Review of Sokal & Bricmonts' _FASHIONABLE NONSENSE_ in NY Times Book Review

Frances Bolton (PHI) fbolton at chuma.cas.usf.edu
Sun Nov 15 12:25:54 PST 1998


On Sun, 15 Nov 1998, Jim heartfield wrote:


> Clearly in the humanities it is considered good practice to rant on
> about things that you do not understand, otherwise it would not seem
> quite so odd that someone should willingly choose to be honest about the
> limitations of their expertise.

I'm not sure why you equate the work of three french social theorists

the humanities in general, but that's ok. That statement is as sloppy anything spewed forth by Sokal, Bricmont, Gross, or Levitt.

The only thing clear to me, Jim, is that you have made a tremendous leap in logic here. Sokal and Bricmont, deride french social theorists for using theory that they are not absolutely expert in. They (sokal and bricmont) then go on to use theory that they are not expert in. Admitting that they do not have expert knowledge in these theories does not excuse them. If expertise is a criterion that they expectother people to hew to, and they do not, it is a sign of the rankest hypocrisy. To say that it is a sign of intellectual integrity is no more than a bit of ad hoc fluffery.

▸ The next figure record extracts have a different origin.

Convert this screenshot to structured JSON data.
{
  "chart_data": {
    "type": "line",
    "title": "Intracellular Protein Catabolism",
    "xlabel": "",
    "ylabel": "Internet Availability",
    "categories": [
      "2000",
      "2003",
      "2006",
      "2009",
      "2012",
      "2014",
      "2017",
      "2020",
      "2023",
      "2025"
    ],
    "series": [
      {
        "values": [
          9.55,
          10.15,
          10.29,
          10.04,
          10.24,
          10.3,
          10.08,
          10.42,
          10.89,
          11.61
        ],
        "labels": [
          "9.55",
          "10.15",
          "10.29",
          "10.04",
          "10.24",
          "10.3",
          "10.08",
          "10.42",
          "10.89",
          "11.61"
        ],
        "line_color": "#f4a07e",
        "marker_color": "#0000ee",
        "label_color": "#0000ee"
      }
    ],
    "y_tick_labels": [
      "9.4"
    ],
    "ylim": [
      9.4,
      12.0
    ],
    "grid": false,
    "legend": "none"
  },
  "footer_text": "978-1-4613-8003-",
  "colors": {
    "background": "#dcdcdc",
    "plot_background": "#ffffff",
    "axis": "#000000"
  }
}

And really, all they've done is pull embarrassing quotations out of context. I'm not entirely convinced that Sokal has even read anything by Derrida, Irigaray, or Lacan. For his Social Text piece, he didn't read the authors he cited--he called people looking for quotations. My understanding is that Gross and Levitt used the same highly questionable methodology. At least Latour spent a serious amount of time in laboratories, and at least Hayles made a serious attempt to engage chaos theory, whatever you think of the results.

Sokal and Bricmont have, in my estimation, shown themselves to be little more than mean spirited bullies.